THE ISSUES THAT LED TO THE FEDERATION OF AUSTRALIA From about 1850 – 1890 there was a strong movement for a federation of the colonies.
In about 1857, a Victorian committee stated that a'federal union' would be in the interest of all the growing colonies. However, there was not enough interest or enthusiasm for taking positive steps towards bringing the colonies together. Some people thought that the rivalry that existed between the colonies was too strong to be able to come to any agreement. Calls for greater unity grew louder as the century progressed and several reasons began to stand out as significant in the push for a federation between the colonies. Some of the reasons for federation to take place included, defense, transport, communication, the desire for white Australia and the economic advantages to be gained. Defense was raised as an issue from the 1880's.
Each colony had its own defense force and was heavily reliant on the British navy for protection. European countries were taking interest in the area and there was concern that there may be a need for a stronger and more unified defense force. Colonial government knew that it would be difficult to stop other European nations from setting up colonies.

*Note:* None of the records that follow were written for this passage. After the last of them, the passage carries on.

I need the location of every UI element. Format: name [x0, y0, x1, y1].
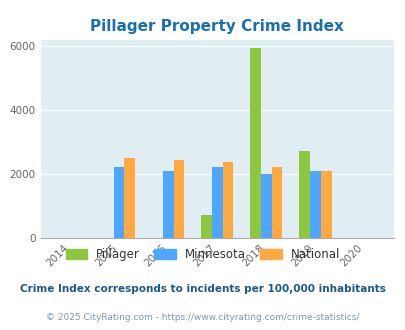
- Bar: [211, 167, 222, 238]
- Bar: [124, 158, 135, 238]
- Bar: [173, 160, 184, 238]
- Bar: [200, 215, 211, 238]
- Text: Crime Index corresponds to incidents per 100,000 inhabitants: Crime Index corresponds to incidents per…: [20, 284, 385, 294]
- Bar: [271, 167, 282, 238]
- Bar: [222, 162, 233, 238]
- Bar: [320, 171, 331, 238]
- Legend: Pillager, Minnesota, National: Pillager, Minnesota, National: [61, 244, 344, 266]
- Bar: [260, 174, 271, 238]
- Bar: [113, 167, 124, 238]
- Bar: [249, 48, 260, 238]
- Title: Pillager Property Crime Index: Pillager Property Crime Index: [90, 19, 343, 34]
- Bar: [298, 151, 309, 238]
- Bar: [162, 171, 173, 238]
- Text: © 2025 CityRating.com - https://www.cityrating.com/crime-statistics/: © 2025 CityRating.com - https://www.city…: [46, 313, 359, 322]
- Bar: [309, 171, 320, 238]
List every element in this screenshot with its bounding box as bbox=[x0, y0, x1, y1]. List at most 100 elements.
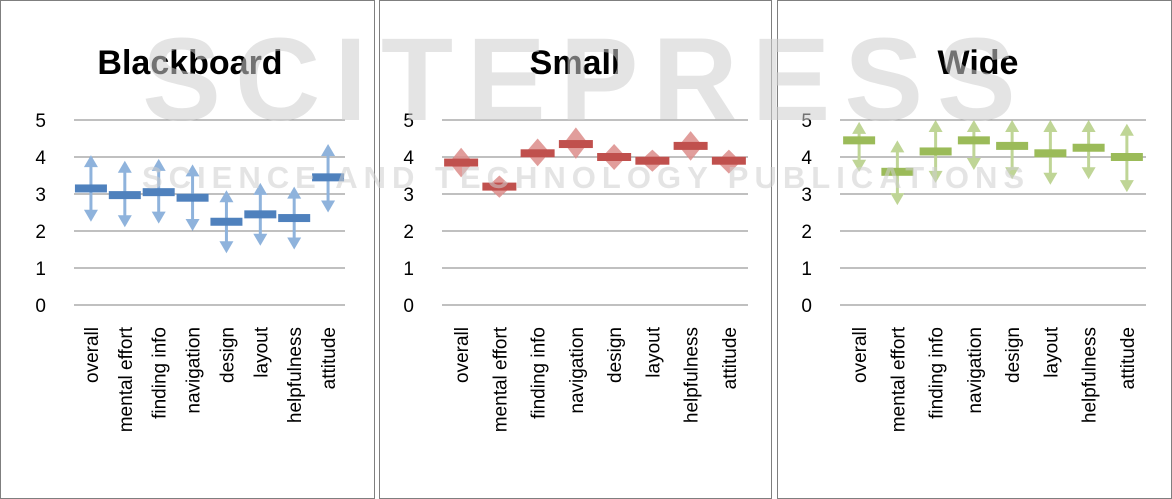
watermark-main: SCITEPRESS bbox=[142, 14, 1030, 146]
y-tick-label: 3 bbox=[35, 185, 46, 206]
range-arrow-up bbox=[253, 182, 268, 195]
y-tick-label: 1 bbox=[801, 259, 812, 280]
mean-bar bbox=[1072, 143, 1105, 152]
mean-bar bbox=[881, 167, 914, 176]
mean-bar bbox=[843, 136, 876, 145]
range-arrow-down bbox=[219, 241, 234, 254]
range-arrow-up bbox=[151, 158, 166, 171]
data-point-7 bbox=[312, 144, 345, 213]
y-tick-label: 1 bbox=[403, 259, 414, 280]
range-arrow-down bbox=[928, 170, 943, 183]
data-point-6 bbox=[1072, 120, 1105, 180]
x-tick-label: design bbox=[1003, 327, 1024, 383]
x-tick-label: overall bbox=[850, 327, 871, 383]
mean-bar bbox=[673, 141, 708, 150]
data-point-0 bbox=[444, 147, 479, 178]
x-tick-label: helpfulness bbox=[1080, 327, 1101, 423]
y-tick-label: 4 bbox=[403, 148, 414, 169]
x-tick-label: navigation bbox=[965, 327, 986, 414]
x-tick-label: mental effort bbox=[888, 326, 909, 432]
range-arrow-up bbox=[1081, 120, 1096, 132]
range-arrow-down bbox=[1081, 167, 1096, 180]
mean-bar bbox=[1034, 149, 1067, 158]
x-tick-label: design bbox=[605, 327, 626, 383]
range-arrow-up bbox=[852, 121, 867, 134]
x-tick-label: layout bbox=[251, 326, 272, 377]
range-arrow-up bbox=[287, 186, 302, 199]
data-point-0 bbox=[843, 121, 876, 172]
data-point-3 bbox=[957, 120, 990, 170]
chart-panel-0: Blackboard 0 1 2 3 4 5 overall mental effort find… bbox=[0, 0, 375, 499]
x-tick-label: design bbox=[217, 327, 238, 383]
mean-bar bbox=[957, 136, 990, 145]
range-arrow-down bbox=[966, 157, 981, 170]
data-point-2 bbox=[919, 120, 952, 183]
watermark-sub: SCIENCE AND TECHNOLOGY PUBLICATIONS bbox=[142, 160, 1030, 195]
mean-bar bbox=[176, 193, 209, 202]
data-point-1 bbox=[881, 140, 914, 206]
data-point-4 bbox=[210, 190, 243, 254]
x-tick-label: attitude bbox=[319, 327, 340, 389]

When Germany occupied the Northern part of New Guinea, some people believed that a united Australia could have kept Germany out all together. Through a federal union of the colonies, there were economical advantages to be gained. The tariff policies of the different colonies were progressively more irritating to business people. Under a federation, these would be removed and free trade would lessen the costs of production and open up new markets. Some politicians believed that the business and government of other countries, particularly Britain, would be more willing to invest and grant loans to a united Australia rather than to individual colonies.